Outcomes will also include the development of training materials and control documents for various stages of the supply chain which focus on key issues and support a management programme that is both applicable to, and comprehensible by, regulators and producers.

In research sponsored by Australian Egg Corporation Limited Vivek Pande, a recipient of an International Postgraduate Research Scholarship, and others showed that birds infected with Salmonella are still shedding the pathogen five weeks after infection.

The research findings regarding the intermittent and prolong shedding of Salmonella agreed with other research into the problem, conducted by Lister and Barrow (2008) and Gole et al. (2014).

In the Australian study, Mr Pande said: “Egg or egg product related Salmonella poisoning is a major concern for the egg industry.

Salmonella typhimurium (S. typhimurium) is the most frequently reported serovar in egg related food poisoning outbreaks in Australia (The OzFoodNet Working Group, 2013).

“It has been studied that Salmonella serovars such as Enteritidis has the capacity to contaminate developing eggs within the oviduct; however the vertical transmission ability of Australian S. typhimurium strains has not been investigated.

“Older birds are also considerably more resistant to Salmonellae than are young chicks.

“Shedding of Salmonellae in chicken faeces can be intermittent and may continue for many months.”

He said that persistence of S. typhimurium DT 9 in the poultry shed environment could cause egg shell contamination.

However, a further study that was also reported at the symposium in Sydney, showed that different pore structures, the total number of pores and the shell thickness, did not make a difference to the penetration of Salmonella into the eggs.

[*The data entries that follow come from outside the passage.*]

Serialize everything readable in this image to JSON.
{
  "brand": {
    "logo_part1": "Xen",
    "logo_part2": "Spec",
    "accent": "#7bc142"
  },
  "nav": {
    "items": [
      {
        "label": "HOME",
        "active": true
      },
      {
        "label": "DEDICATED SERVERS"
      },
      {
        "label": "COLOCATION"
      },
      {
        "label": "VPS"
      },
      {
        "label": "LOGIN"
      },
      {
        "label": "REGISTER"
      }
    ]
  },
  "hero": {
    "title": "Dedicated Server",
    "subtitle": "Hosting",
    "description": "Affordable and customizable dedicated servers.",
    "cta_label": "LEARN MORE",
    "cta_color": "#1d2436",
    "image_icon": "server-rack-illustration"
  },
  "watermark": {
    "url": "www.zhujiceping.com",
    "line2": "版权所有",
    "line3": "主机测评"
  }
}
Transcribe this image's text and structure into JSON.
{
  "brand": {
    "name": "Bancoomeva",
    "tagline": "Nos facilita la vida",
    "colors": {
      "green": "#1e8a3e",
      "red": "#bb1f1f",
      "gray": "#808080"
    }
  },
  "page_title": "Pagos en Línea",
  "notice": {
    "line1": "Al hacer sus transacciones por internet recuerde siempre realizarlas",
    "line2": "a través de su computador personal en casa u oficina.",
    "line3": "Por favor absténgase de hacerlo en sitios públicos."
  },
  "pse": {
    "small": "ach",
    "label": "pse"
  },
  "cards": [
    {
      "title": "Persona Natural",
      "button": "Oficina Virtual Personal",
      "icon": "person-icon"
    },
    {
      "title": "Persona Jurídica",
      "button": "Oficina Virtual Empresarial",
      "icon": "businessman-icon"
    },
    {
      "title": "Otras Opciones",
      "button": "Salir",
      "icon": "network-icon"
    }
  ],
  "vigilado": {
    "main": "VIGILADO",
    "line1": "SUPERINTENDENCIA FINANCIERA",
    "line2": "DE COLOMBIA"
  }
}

The research, An Examination of Eggshell Pore Structure and Penetration by Salmonella typhimurium by A. Ray, J. Roberts, K. Chousalkar and R. Flavel, conducted within the Poultry CRC, established and supported under the Australian Government's Cooperative Research Centres Program, found that no significant differences in the incidence of types of pore structure or Computed Tomography measured shell thicknesses were found in penetrated and non-penetrated shell samples. All measures were very similar except for the number of internally branching pores.